From 04e928c18cc78fd1eda2d240ffbc9a7c65fe9f24 Mon Sep 17 00:00:00 2001
From: chenzihong-gavin <chenzihong_gavin@foxmail.com>
Date: Wed, 10 Sep 2025 16:28:10 +0800
Subject: [PATCH 1/2] fix(webui): sync gradio demo

---
 .github/workflows/push-to-hf.yml     |   2 +-
 graphgen/graphgen.py                 |   9 +-
 graphgen/operators/__init__.py       |   8 +-
 graphgen/operators/traverse_graph.py |  42 +++++---
 webui/app.py                         | 150 +++++++++++++--------------
 webui/base.py                        |   5 +-
 webui/i18n.py                        |   1 +
 7 files changed, 115 insertions(+), 102 deletions(-)

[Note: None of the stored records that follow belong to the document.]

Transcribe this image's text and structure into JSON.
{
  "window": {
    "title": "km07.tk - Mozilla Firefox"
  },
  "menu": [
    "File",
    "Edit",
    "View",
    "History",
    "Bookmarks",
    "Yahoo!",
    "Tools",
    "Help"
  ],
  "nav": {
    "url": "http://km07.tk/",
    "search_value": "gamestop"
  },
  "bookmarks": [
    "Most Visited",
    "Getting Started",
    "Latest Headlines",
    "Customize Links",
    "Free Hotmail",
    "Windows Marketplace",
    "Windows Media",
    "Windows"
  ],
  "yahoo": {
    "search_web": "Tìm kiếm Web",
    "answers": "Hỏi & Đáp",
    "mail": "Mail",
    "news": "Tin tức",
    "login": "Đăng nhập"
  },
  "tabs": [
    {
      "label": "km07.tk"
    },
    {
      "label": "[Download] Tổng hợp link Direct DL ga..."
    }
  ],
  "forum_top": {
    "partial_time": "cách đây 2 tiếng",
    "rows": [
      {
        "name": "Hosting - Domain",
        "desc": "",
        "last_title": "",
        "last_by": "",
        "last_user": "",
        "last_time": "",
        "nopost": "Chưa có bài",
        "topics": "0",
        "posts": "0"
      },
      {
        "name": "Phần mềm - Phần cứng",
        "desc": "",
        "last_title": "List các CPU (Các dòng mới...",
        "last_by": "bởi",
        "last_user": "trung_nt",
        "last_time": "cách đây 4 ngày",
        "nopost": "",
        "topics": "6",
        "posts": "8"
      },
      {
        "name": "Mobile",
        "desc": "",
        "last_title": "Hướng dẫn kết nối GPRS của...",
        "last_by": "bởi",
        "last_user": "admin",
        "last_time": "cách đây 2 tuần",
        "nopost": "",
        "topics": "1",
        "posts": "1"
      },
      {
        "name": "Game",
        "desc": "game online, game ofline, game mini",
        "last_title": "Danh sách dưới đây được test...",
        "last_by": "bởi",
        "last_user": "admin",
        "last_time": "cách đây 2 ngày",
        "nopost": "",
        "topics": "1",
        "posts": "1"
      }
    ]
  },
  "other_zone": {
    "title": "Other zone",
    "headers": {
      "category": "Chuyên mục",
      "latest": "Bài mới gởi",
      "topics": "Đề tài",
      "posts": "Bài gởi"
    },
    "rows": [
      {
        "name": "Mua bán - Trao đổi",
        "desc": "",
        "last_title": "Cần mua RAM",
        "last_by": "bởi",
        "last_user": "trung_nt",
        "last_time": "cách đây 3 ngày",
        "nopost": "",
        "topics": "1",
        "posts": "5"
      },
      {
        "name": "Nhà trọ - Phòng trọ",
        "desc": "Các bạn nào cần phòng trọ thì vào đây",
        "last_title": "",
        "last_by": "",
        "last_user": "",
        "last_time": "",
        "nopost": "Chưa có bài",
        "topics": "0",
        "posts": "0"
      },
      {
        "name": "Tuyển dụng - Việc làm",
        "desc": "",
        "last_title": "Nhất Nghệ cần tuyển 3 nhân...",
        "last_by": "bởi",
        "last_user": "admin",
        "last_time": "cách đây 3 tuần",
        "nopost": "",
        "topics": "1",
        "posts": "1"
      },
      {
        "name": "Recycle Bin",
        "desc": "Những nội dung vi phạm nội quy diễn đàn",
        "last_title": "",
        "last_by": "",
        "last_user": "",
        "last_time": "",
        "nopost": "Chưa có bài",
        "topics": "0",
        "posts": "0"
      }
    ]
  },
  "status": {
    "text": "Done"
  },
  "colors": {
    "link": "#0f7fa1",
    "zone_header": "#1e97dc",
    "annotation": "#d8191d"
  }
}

diff --git a/.github/workflows/push-to-hf.yml b/.github/workflows/push-to-hf.yml
index 1ddf87b8..6ae84cab 100644
--- a/.github/workflows/push-to-hf.yml
+++ b/.github/workflows/push-to-hf.yml
@@ -43,7 +43,7 @@ jobs:
         [[ -d hf-repo ]] && rm -rf hf-repo
         git clone https://huggingface.co/${HF_REPO_TYPE}/${HF_REPO_ID} hf-repo
 
-        rsync -a --delete --exclude='.git' ./ hf-repo/ || true
+        rsync -a --delete --exclude='.git' --exclude='hf-repo' ./ hf-repo/
 
         cd hf-repo
         git add .
diff --git a/graphgen/graphgen.py b/graphgen/graphgen.py
index 7b7b302a..68fb19d6 100644
--- a/graphgen/graphgen.py
+++ b/graphgen/graphgen.py
@@ -23,8 +23,8 @@
     judge_statement,
     quiz,
     search_all,
-    traverse_graph_atomically,
-    traverse_graph_by_edge,
+    traverse_graph_for_aggregated,
+    traverse_graph_for_atomic,
     traverse_graph_for_multi_hop,
 )
 from .utils import (
@@ -69,6 +69,7 @@ def __post_init__(self):
         self.tokenizer_instance: Tokenizer = Tokenizer(
             model_name=self.config["tokenizer"]
         )
+        print(os.getenv("SYNTHESIZER_MODEL"), os.getenv("SYNTHESIZER_API_KEY"))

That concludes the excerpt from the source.